In the garden of Gethsemane, Jesus prayed “in anguish, more earnestly, and his sweat was like drops of blood falling to the ground.” (Luke 22:44) : “Father, if you are willing, take this cup from me; yet not my will, but yours be done.” (Luke 22:42).
On the Cross, Jesus interceded with the Father for us who are just like the prodigal sons and daughters: “Father, forgive them, for they do not know what they are doing.” (Luke 23:34)
Through the true Son of the Father, Jesus Christ, all the sins of prodigal sons and daughters are forgiven!
We, the lost sons and daughters become God’s eternal beloved children!
Jesus Christ is truly in the Father, and Father is in Him. Furthermore, Jesus invites us to be in this Trinity! Jesus says to us in the Gospel of John, the night before He would be crucified, he said to His disciples:
“I am in my Father, and you are in me, and I am in you. You are brought to complete unity! ” (John 14:20, 17: 23) What Grace we are given through Jesus Christ, our Lord!
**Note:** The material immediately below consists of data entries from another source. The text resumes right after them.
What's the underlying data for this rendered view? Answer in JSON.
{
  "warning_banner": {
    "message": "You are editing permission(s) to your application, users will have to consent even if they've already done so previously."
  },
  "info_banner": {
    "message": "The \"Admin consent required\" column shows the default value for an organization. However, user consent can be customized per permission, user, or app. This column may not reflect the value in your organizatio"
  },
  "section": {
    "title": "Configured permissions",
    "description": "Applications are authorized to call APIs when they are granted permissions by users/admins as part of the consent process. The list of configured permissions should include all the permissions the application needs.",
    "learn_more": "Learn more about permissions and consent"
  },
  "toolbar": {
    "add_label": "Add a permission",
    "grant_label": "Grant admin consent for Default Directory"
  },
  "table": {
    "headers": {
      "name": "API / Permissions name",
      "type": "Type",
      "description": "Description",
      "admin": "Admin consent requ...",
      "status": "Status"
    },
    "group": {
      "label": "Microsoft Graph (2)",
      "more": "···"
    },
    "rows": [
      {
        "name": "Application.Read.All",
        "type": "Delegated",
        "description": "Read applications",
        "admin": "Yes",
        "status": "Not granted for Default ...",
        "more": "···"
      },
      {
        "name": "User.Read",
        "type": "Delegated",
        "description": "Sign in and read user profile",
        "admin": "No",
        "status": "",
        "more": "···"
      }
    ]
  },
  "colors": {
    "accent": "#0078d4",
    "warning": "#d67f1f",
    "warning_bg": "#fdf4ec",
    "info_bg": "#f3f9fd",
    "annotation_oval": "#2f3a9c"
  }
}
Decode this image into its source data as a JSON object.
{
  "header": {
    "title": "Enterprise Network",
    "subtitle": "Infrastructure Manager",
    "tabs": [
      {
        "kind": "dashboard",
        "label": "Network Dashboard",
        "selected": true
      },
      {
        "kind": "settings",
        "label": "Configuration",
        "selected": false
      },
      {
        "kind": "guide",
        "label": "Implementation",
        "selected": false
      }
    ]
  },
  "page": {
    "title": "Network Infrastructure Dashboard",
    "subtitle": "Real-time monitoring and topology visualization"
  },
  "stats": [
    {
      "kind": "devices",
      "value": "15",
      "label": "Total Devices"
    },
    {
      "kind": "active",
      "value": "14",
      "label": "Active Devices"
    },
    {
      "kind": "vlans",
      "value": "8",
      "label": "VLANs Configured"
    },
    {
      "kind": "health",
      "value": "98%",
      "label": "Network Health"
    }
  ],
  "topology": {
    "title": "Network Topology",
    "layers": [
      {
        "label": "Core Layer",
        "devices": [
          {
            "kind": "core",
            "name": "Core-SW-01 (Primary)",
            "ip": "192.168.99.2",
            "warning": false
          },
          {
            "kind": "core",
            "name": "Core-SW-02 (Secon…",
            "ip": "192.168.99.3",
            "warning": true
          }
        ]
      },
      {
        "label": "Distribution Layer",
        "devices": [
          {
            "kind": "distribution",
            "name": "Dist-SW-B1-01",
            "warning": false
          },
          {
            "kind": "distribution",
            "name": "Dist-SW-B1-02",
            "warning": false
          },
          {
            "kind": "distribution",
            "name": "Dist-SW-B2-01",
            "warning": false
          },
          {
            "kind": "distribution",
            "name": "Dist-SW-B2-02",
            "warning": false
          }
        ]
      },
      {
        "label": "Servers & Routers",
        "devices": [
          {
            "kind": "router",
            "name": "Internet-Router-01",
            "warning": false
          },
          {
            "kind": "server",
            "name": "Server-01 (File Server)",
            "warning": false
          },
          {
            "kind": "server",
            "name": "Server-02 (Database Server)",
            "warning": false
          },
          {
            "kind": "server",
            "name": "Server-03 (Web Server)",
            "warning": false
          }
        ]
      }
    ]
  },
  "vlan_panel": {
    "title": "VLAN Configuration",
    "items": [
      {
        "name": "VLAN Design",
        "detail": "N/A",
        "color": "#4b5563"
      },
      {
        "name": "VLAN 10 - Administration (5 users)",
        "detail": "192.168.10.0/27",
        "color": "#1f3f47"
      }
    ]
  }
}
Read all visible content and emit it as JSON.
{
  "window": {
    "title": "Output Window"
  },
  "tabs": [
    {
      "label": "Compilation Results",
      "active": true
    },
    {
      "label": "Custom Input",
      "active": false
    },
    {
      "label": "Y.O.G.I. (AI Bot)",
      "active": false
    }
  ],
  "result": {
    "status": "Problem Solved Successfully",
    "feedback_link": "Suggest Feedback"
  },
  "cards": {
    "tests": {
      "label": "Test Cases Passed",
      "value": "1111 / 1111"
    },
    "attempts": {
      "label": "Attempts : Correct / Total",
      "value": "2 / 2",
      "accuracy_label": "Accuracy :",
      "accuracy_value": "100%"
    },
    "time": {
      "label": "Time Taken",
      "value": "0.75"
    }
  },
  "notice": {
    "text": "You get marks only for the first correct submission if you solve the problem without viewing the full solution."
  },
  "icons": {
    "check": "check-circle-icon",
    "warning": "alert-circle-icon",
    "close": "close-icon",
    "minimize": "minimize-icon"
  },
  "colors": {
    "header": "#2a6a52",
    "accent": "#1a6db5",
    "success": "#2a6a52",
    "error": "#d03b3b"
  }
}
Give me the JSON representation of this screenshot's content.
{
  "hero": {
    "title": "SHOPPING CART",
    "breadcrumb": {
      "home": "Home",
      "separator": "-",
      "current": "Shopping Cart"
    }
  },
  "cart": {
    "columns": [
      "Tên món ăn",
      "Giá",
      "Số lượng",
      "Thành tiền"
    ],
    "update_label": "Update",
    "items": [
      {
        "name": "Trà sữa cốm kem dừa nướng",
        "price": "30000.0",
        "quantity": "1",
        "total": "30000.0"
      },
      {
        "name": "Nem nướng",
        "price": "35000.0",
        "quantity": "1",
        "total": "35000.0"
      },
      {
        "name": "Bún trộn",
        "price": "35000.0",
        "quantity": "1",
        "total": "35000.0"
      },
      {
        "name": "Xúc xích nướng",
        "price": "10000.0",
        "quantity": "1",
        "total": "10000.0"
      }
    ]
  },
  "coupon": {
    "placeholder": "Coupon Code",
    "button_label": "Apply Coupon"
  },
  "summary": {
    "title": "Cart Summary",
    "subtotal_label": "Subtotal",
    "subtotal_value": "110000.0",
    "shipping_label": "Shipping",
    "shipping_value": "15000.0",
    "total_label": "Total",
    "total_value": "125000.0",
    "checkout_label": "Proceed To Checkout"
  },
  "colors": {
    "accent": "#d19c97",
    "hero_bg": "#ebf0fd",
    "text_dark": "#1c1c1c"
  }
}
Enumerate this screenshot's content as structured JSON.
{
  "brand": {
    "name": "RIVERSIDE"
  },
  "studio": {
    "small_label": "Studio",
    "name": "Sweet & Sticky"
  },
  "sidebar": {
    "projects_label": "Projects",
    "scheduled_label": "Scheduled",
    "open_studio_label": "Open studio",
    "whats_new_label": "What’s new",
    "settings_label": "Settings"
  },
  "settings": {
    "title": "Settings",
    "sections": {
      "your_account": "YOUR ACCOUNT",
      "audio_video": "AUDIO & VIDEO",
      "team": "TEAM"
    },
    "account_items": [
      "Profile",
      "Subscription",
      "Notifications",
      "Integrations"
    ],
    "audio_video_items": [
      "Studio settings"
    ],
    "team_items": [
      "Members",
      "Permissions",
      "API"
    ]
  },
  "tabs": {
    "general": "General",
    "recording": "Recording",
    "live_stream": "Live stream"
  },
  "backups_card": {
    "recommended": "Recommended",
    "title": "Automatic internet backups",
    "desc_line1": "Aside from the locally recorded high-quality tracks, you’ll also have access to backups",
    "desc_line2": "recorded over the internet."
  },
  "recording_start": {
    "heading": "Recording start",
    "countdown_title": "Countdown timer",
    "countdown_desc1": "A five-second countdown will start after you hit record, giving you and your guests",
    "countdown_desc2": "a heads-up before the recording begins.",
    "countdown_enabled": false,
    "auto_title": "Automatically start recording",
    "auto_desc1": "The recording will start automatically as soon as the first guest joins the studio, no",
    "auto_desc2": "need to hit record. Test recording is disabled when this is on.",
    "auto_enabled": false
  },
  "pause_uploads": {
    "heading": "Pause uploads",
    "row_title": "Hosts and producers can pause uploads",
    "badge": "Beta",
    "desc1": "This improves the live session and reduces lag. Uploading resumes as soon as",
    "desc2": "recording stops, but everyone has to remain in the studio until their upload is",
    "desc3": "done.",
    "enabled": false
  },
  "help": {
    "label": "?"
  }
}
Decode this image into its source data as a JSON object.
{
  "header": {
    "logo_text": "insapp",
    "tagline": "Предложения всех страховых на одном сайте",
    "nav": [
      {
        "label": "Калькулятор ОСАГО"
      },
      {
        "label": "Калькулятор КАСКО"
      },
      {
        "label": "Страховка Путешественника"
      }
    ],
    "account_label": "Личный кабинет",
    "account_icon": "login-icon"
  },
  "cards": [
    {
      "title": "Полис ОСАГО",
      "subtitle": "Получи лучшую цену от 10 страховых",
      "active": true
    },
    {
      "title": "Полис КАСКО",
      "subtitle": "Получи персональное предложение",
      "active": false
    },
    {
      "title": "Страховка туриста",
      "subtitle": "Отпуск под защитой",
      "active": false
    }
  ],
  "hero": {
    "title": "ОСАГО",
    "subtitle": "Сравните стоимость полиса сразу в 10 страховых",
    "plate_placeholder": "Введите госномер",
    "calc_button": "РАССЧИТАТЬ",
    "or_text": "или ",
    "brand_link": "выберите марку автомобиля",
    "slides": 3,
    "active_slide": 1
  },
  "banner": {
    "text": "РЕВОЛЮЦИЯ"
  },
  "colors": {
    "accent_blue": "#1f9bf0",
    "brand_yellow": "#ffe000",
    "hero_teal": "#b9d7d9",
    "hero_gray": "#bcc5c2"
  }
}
We are given complete unity with God!
We are now in the season of Lent. We know, Lent is the important time of the year to reflect on ourselves and repent. However, sometimes, to be honest, I feel hesitant to promote the season of Lent to people. It is because there is the potential misunderstanding or superficial interpretation that we just merely focus on ourselves: how sinful we are, how bad we are, and in the end, we just dwell there in ourselves.
The true invitation of Lent, however, is for us to go so much deeper, to encounter God’s incredible love and Jesus Christ as the True Son of the Father. It also leads us to the path to transform into Christ-likeness. Lent is the essential opportunity for us to experience what it really means that “the Father is in Christ, Christ is in the Father, Christ is in us, and we are completely in God! ”
I will conclude my homily by reading Henri Nouwen’s article.
“ Our lives are destined to become like the life of Jesus. The whole purpose of Jesus’ ministry is to bring us to the house of his Father. Not only did Jesus come to free us from the bonds of sin and death; he also came to lead us into the intimacy of his divine life.
We tend to emphasize the distance between Jesus and ourselves. We see Jesus as the all-knowing and all-powerful Son of God who is unreachable for us; we, sinful and broken human beings. But in thinking this way, we forget that Jesus came to give us his own life. He came to lift us up into loving community with the Father.
Everything that belongs to Jesus is given for us to receive. All that Jesus does, we may also do.”
Glory be to the Father, the Son, and the Holy Spirit! Amen!